Eighty percent of them visited Jerusalem and 30% stayed at least one night in the city.

According to the Prime Minister’s Office, every million tourists add NIS 5.5 billion to the economy and create 30,500 jobs.

Approximately NIS 20m. of the tourism funding will be directed toward the Mount of Olives Cemetery.

The plan is to renovate 15,000 graves and install 150 security cameras to stop desecration and stoning attacks.



Part of the money will also go to improve the “green lung” of Jerusalem’s parks and open spaces.

The money will be used to develop the Slopes of Mount Scopus national park, next to the Arab neighborhood of Isawiya, which residents oppose because it will stop their neighborhood from expanding.

Netanyahu tasked the Jerusalem Development Authority with overseeing the development of biblical tourism sites. “[The money] will enable us to build biblical sites in the city that will enhance and explain our link to the land of the Bible, to Zion, and also allow millions of people, no less, millions of people to have a direct appreciation of Israel’s heritage as it finds expression in the Bible,” Netanyahu said at the start of the weekly cabinet meeting.

Additionally, the ministers approved the construction of housing for soldiers and police, similar to neighborhoods built for soldiers’s families in Maccabim-Reut, Yavne and Rosh Ha’ayin.
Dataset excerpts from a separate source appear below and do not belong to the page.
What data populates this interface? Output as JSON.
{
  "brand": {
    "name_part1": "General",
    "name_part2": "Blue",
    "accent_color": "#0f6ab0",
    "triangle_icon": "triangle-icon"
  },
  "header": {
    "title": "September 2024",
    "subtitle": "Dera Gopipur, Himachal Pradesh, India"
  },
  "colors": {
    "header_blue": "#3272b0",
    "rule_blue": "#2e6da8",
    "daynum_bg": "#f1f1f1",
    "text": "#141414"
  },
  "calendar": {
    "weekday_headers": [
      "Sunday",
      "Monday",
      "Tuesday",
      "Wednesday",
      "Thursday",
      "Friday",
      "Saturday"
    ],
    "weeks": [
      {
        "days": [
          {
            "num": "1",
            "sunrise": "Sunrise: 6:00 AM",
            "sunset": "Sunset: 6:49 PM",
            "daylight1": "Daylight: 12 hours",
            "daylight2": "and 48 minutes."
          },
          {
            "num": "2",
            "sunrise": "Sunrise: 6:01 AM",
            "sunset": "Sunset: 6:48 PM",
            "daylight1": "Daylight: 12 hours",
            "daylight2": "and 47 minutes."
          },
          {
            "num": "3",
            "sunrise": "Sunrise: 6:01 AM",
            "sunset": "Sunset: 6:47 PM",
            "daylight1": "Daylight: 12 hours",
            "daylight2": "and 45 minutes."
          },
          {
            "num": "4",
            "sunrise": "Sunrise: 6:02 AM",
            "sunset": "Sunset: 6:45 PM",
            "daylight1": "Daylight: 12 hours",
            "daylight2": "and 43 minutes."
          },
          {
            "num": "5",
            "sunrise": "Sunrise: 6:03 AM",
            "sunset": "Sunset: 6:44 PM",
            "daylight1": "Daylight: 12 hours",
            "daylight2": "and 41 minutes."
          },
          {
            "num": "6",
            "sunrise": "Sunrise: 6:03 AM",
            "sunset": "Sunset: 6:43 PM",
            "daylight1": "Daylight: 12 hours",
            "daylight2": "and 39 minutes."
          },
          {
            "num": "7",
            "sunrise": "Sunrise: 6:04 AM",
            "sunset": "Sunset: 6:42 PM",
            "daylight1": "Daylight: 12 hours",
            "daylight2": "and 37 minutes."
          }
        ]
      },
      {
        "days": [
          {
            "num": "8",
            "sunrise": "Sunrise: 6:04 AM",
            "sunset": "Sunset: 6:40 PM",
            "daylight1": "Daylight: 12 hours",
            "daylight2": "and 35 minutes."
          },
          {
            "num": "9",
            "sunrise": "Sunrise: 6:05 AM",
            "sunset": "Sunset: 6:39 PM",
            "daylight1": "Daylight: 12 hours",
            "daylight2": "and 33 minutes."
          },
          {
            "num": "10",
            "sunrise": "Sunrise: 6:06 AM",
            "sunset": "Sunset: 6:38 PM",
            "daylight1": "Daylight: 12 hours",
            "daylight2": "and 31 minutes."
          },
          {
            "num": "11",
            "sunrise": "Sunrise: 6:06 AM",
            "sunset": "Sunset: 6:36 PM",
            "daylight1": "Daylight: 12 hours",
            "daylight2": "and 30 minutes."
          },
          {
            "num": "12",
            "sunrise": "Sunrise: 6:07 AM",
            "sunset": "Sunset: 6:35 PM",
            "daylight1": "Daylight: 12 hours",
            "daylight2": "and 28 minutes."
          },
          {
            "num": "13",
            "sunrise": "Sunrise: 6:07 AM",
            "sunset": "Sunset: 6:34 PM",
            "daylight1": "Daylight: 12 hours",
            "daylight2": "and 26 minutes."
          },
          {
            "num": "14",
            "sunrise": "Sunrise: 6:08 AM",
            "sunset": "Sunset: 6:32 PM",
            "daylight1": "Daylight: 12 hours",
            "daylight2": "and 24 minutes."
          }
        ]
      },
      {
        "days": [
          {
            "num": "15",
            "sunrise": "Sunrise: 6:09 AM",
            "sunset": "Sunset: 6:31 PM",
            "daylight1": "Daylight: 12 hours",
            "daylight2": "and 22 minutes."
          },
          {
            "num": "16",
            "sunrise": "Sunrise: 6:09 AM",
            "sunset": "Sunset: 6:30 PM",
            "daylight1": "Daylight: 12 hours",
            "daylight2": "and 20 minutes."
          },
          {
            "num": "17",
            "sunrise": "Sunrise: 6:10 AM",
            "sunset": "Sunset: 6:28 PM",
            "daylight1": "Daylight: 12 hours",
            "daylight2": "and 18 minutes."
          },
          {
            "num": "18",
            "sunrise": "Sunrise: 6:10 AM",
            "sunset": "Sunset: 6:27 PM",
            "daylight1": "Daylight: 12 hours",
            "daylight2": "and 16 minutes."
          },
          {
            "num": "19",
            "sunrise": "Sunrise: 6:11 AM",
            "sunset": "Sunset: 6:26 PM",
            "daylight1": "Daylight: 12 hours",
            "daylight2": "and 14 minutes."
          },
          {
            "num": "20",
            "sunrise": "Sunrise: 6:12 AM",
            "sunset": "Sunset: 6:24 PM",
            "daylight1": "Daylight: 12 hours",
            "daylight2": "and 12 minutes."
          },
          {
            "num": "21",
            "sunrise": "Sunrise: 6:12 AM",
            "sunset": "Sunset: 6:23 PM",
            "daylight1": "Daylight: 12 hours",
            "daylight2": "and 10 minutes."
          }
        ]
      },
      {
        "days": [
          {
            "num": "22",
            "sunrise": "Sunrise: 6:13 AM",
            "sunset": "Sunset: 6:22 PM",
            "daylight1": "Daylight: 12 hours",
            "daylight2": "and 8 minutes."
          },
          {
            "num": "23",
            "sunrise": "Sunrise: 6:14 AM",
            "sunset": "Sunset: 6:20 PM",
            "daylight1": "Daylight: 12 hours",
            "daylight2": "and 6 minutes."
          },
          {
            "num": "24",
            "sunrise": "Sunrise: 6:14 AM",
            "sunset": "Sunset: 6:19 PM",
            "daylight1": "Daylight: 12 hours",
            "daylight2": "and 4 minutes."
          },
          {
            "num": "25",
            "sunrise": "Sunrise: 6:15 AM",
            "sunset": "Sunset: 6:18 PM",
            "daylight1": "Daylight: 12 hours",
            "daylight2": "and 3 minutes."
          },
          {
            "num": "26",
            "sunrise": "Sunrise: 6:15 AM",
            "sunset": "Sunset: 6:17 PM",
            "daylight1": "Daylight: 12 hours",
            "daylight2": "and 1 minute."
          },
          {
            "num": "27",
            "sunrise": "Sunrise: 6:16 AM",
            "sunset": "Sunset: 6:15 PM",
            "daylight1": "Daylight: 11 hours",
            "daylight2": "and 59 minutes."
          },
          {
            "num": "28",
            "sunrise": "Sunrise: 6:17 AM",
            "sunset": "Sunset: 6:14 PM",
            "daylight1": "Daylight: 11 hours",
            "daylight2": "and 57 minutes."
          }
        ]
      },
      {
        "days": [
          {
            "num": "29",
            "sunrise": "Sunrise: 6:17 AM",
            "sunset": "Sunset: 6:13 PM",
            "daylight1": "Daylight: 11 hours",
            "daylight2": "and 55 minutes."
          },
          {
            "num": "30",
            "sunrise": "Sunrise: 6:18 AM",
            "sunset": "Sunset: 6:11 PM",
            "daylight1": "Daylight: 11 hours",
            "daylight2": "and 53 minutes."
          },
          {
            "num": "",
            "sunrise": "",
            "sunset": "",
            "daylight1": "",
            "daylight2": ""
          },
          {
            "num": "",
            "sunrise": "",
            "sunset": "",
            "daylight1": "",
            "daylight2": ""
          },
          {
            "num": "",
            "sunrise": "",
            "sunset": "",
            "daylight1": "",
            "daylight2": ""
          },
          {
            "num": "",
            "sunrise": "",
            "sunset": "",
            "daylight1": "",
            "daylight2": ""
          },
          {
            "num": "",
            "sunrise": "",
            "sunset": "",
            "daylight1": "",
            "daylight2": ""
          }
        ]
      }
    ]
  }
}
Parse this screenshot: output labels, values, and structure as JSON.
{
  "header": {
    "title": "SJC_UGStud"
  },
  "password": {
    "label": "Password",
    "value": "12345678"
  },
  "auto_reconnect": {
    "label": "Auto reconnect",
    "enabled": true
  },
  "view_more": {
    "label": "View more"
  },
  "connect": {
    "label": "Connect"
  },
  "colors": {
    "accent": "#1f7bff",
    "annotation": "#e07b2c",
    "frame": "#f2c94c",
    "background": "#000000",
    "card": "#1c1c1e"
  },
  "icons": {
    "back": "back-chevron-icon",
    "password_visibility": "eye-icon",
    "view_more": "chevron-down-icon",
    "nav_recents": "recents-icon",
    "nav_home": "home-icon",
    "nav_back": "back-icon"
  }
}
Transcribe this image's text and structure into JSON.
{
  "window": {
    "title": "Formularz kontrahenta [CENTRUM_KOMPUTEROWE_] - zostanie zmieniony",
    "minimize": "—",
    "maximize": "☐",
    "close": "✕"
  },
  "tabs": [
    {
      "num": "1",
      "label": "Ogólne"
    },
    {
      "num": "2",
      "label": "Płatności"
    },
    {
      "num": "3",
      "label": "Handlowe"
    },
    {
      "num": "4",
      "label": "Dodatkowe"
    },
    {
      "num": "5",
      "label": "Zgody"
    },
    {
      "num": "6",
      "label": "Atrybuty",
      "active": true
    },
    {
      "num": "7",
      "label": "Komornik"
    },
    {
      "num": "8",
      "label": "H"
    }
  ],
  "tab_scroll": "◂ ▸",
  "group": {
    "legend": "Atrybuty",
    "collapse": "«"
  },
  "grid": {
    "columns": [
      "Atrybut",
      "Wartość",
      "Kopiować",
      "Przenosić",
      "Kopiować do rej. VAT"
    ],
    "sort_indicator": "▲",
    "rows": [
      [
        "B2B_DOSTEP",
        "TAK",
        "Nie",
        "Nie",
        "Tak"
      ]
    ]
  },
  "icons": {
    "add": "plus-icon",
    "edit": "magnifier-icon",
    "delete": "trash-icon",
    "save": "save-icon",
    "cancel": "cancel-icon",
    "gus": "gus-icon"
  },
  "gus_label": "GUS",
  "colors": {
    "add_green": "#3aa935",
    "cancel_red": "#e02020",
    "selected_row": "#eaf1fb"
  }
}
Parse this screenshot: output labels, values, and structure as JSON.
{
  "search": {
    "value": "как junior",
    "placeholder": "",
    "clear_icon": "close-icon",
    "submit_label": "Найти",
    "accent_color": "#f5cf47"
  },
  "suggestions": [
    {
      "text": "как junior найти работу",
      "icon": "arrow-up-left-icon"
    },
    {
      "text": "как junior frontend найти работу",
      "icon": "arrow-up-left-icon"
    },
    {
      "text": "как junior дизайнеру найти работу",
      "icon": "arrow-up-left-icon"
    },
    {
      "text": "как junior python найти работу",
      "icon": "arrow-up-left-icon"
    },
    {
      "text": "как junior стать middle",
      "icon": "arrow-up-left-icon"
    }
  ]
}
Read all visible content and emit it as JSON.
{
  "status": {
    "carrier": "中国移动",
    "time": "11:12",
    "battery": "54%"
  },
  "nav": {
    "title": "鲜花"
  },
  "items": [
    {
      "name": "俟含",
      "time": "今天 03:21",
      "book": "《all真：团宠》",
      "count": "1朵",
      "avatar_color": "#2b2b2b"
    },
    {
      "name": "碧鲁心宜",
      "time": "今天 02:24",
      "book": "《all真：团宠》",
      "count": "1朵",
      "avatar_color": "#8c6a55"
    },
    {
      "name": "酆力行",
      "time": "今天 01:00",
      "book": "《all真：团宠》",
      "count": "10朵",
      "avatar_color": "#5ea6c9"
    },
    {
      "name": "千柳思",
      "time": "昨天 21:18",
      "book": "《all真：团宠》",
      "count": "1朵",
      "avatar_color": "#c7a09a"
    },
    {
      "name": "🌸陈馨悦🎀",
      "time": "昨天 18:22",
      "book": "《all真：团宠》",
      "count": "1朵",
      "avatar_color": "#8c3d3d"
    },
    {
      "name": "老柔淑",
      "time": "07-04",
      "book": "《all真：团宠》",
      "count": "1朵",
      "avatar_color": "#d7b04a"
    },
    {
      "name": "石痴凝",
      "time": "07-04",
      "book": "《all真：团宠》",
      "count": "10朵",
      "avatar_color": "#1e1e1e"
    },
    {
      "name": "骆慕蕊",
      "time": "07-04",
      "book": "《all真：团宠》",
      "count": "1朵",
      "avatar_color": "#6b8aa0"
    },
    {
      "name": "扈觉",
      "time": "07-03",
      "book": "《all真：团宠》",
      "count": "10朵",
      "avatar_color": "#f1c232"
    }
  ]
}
The Prime Minister’s Office noted that housing for soldiers not only brings young, working people to the community, but also encourages well-paid career soldiers to stay in the area and raises the average salary. This housing will be built on land that does not require the Israel Lands Authority to publish tenders, meaning the approval process will be streamlined.

After financial difficulties at the Ammunition Hill Memorial recently forced the directors to threaten to close it, Netanyahu said on Sunday the government would change its status to make it a national heritage site, which would ensure funding. Ammunition Hill, which hosts 150,000 visitors a year, will receive NIS 20m. over the next three years from the Prime Minister’s Office, the Finance Ministry, the Defense Ministry, the Tourism Ministry, the Jerusalem Municipality, the Ammunition Hill non-profit organization, and the American branch of the Jewish National Fund.

Mayor Nir Barkat touted the improvements in Jerusalem’s education and economic success. He added that the city was experiencing unprecedented growth. For the first time in years, it saw an increase in enrollment in both the secular and the national-religious schools, a sign that non-haredi families are electing to stay in the city, he said.